Living Together Considerately
Help! Marriages are dissolving daily! Even
Christian people are often struggling to keep their marriage relationships
positive. Among the great Bible passages that offer help for better marriages is
1 Peter 3:7, “Husbands, in the same way be considerate as you live with your
wives, and treat them with respect as the weaker partner and as heirs with you
of the gracious gift of life, so that nothing will hinder your prayers.” There
are three main ideas in this passage that will help us relate more positively to
our mate.
First, the apostle says, “Husbands…be considerate as your live with
your wives.” This command certainly also applies to wives. The New American
Standard translates it, “live with your wives in an understanding way.” Several
things are implied by this command. It implies a commitment on the part of one
spouse to understand the other. This commitment arises out of agape love, a
basic concern for the satisfaction, security, and positive development of the
other person. This commitment also implies the need for communication because
without communication there can be no understanding and without understanding
there can be no real consideration.
Good communication takes plenty of time and undivided attention. It
takes place when couples can focus completely on each other without
distraction. Many couples are so involved in their own individual work,
recreation, and social activities that they have little or no time with one
another. Some even make up excuses to avoid spending time with each other. In
order for communication to take place and understanding to follow, both parties
the marriage must make time intentionally to be together and listen to one
another. Conversations must be non-threatening, balanced, and geared toward
informing, investigating, and understanding one another. Couples must be honest
about how they feel and seek real steps to address one another’s needs. Your
spouse knows you are listening when your conversations are followed by positive
actions to address the needs that are expressed.

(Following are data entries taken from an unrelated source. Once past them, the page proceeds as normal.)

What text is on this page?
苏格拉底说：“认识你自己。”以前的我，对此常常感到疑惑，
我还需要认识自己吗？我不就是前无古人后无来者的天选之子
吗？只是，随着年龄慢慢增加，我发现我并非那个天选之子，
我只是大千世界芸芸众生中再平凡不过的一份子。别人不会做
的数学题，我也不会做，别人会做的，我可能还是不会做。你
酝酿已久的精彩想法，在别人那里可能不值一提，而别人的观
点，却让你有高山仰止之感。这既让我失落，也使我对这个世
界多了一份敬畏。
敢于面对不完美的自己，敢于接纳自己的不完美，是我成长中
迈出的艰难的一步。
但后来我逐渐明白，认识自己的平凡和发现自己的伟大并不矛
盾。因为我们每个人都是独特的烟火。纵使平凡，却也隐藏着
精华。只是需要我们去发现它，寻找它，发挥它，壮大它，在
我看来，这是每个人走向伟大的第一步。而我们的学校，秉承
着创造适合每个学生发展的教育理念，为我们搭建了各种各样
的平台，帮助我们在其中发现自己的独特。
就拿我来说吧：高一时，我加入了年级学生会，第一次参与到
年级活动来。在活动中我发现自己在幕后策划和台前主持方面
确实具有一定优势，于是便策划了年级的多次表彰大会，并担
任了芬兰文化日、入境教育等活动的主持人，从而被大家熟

Our passage also says that we are “joint heirs of the grace of life.”
We are equal partners in the good things of life. Couples who try to understand
each other and act considerately will not be selfish with money, possessions,
vacations, or any other blessing of life, but will consider one another. Are
you being considerate and sharing the good things with your spouse.
Finally, our passage gives the reason for doing these things in
marriage. It says, “So that your prayers will not be hindered.” When we are
not behaving properly toward our spouse, it hinders our relationship with God.
We can’t have a good relationship with God if we are not trying to live
considerately with our spouse. Let’s commit ourselves to do what it takes to
listen, understand, and live with our spouse in an understanding way!
Dear God,
Please help us to live with
each other in peace and harmony, with consideration for our spouse. Help us to
work at having good marriages by putting you first in our individual lives.